ナナちゃんを起こし、小屋に向かって歩きだす三匹と一人。ムックも後に続こうとしてメルちゃんに呼び止められた。

「…ムックさん…ルイスちゃん、大丈夫ですかねぇ…?実は『もし人間が失敗したらケルベロスの餌にでもしたら良い』って大臣達が話しているの、聞いちゃったんですぅ…」

「…大臣達が好き勝手ほざくのなんか今更だし、あの調子ならナナちゃんがルイスを食べるのは無理だろ…他のケルベロスに回されたって、ナナちゃんと一緒だろうしな。いざとなったら担いで人間界に逃がしてやるよ。」

「…万が一そうなったら、私も出来るだけお手伝いしますねぇ。」

どうやらメルちゃんはこの短時間でルイスをいたく気に入ったらしい。初めて会ったルイスの安否を気遣う程に。

基本的に魔物は自己中心的な気性の者が多い。弱肉強食に近い世界で暮らしている為か、相手を思いやるという感情が今一分からないものが圧倒的に多いのである。そんな中で自分たちが困っているからと、態々人間界から魔界まで連れられて来て、ケルベロスに優しく触れるルイスはかなり異質であるが、そんなルイスに情が湧きつつある自分も人のこては言えまい。ムックは空を仰ぎ、静かに三匹と一人と合流した。

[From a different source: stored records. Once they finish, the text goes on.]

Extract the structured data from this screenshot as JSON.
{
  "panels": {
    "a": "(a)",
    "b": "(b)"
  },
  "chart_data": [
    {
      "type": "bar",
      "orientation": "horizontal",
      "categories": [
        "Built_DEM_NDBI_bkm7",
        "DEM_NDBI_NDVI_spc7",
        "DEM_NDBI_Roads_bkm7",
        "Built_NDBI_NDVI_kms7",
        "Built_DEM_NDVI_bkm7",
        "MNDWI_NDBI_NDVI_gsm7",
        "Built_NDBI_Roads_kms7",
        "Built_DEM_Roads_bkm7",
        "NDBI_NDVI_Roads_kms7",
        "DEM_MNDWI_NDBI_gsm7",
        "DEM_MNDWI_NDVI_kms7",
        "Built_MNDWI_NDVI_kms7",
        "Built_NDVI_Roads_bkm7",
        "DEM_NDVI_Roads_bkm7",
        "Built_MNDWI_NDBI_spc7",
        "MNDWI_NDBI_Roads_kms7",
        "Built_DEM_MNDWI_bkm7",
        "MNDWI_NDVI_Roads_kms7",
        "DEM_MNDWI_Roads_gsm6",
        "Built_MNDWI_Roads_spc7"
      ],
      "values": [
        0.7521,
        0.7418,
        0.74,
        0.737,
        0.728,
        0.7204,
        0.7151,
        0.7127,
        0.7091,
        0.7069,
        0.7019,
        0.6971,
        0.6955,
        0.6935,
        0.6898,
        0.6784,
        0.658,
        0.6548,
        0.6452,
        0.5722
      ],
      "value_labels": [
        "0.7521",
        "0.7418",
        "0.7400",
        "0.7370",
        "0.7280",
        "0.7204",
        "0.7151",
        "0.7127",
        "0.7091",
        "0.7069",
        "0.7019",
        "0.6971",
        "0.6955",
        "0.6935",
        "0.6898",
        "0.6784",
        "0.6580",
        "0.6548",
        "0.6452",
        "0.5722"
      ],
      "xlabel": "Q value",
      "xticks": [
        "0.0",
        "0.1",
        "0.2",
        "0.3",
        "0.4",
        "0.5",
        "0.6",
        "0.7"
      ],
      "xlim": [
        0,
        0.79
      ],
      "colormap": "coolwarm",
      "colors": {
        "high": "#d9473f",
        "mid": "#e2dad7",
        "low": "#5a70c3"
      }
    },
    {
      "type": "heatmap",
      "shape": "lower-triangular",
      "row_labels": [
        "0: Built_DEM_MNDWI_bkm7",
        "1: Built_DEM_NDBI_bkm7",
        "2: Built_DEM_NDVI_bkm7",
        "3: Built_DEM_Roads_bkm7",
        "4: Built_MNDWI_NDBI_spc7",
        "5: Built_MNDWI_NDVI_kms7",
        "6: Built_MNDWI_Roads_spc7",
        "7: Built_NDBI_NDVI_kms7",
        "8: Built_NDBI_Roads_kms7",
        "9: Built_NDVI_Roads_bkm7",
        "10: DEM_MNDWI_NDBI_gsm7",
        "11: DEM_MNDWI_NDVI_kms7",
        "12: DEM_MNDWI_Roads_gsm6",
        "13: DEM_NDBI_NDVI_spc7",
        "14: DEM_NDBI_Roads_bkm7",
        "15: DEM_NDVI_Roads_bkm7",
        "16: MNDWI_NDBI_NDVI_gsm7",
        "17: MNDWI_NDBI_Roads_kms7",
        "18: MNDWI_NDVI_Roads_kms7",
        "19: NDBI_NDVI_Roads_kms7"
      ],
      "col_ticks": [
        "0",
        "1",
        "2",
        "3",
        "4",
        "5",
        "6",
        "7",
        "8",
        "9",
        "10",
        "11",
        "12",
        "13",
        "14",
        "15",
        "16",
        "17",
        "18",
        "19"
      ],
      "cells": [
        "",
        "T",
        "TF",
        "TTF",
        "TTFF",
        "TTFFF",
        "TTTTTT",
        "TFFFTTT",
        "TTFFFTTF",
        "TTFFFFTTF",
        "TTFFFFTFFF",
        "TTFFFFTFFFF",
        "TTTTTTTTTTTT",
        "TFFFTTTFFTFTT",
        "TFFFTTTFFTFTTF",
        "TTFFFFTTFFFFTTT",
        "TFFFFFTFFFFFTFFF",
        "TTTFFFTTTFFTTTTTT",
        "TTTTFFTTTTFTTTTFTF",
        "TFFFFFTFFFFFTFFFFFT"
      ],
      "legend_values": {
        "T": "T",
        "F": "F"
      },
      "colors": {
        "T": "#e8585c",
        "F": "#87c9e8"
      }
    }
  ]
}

ナナちゃんメルちゃんコンビ。何故「ちゃん」付けかというと、ゴロが良いからです(笑)。

次回やっと魔王様登場。


蛇足ですが、ダーキがルイスを「君」呼びしているのは少年だと思っているからで、メルちゃんが「ちゃん」呼びしているのは少女だと思っているからです。見た目は10才前後なので仕方無いかと、ルイスは面倒くさくて訂正していません。